Animal and human studies have increasingly demonstrated associations between folate deficiency, serum homocysteine elevations, and a variety of cancers. Some studies have suggested folate supplementation or at least a high folate dietary intake may protect against some cancers. This body of evidence suggests folate to be an effective chemopreventive drug. Other chemopreventive drugs are being tested, and while the retinoids demonstrate the most promise, they are highly toxic. Giovanni Almadori, M.D. of the Institute of Otolaryngology, UniversitÓ Cattolica del Sacro Cuore, Policlinico A. Gemelli in Rome, Italy and colleagues investigated the efficacy of folic acid dietary supplementation to treat precancerous lesion and prevent cancer.
The investigators enrolled 43 patients with untreated laryngeal leucoplakia and treated them with folic acid (5mg three times a day) and evaluated the progression of leucoplakia every 30 days for six months.
Over six months of treatment, 12 patients (28 percent) had complete resolution of their leucoplakia lesions; 19 patients (44 percent) had reduction of 50 percent or more in the size of their lesions and 12 patients (28 percent) had no response.
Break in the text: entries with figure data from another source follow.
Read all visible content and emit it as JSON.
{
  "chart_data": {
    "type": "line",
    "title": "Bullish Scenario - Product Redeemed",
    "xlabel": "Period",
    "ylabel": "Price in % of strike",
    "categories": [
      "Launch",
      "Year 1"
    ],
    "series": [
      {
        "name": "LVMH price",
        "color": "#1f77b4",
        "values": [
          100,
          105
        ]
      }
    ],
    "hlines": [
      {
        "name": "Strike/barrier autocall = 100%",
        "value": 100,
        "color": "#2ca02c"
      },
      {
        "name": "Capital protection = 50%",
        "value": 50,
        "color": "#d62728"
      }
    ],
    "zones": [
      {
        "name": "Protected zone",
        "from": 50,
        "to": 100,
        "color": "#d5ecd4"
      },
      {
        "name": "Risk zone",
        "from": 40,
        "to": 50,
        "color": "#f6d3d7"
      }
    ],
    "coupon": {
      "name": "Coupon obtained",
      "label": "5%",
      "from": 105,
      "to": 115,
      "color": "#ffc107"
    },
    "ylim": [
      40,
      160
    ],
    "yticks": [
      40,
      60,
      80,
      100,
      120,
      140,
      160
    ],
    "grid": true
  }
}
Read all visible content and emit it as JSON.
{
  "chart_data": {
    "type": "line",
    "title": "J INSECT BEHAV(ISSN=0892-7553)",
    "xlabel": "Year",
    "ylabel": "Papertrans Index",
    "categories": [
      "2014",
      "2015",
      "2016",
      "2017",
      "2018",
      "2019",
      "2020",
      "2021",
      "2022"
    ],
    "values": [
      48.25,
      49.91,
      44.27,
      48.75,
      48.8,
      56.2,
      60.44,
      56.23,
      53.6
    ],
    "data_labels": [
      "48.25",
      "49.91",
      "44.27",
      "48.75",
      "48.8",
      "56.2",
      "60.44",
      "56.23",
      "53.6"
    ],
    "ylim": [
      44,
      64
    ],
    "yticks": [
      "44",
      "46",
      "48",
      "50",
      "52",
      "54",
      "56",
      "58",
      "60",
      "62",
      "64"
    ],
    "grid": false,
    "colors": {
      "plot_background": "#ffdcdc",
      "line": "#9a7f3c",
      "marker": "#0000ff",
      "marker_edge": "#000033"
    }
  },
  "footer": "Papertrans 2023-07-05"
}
Mean folate levels increased and mean homocysteine levels decreased significantly. There were no moderate or severe adverse events reported.
Comparison to another promising chemopreventive drug regimen that includes a retinoid, "our complete response rate is lower than the one reported in a smaller population," the authors write. Nevertheless, folate "is characterized by a lower grade of toxicity," and there was no progression of disease.
These results suggest, according to the researchers, "folate supplementation, alone or in combination with other chemopreventive drugs, could effectively reduce the risk of progression in an already genetically altered mucosa, especially in patients with hypofolatemia."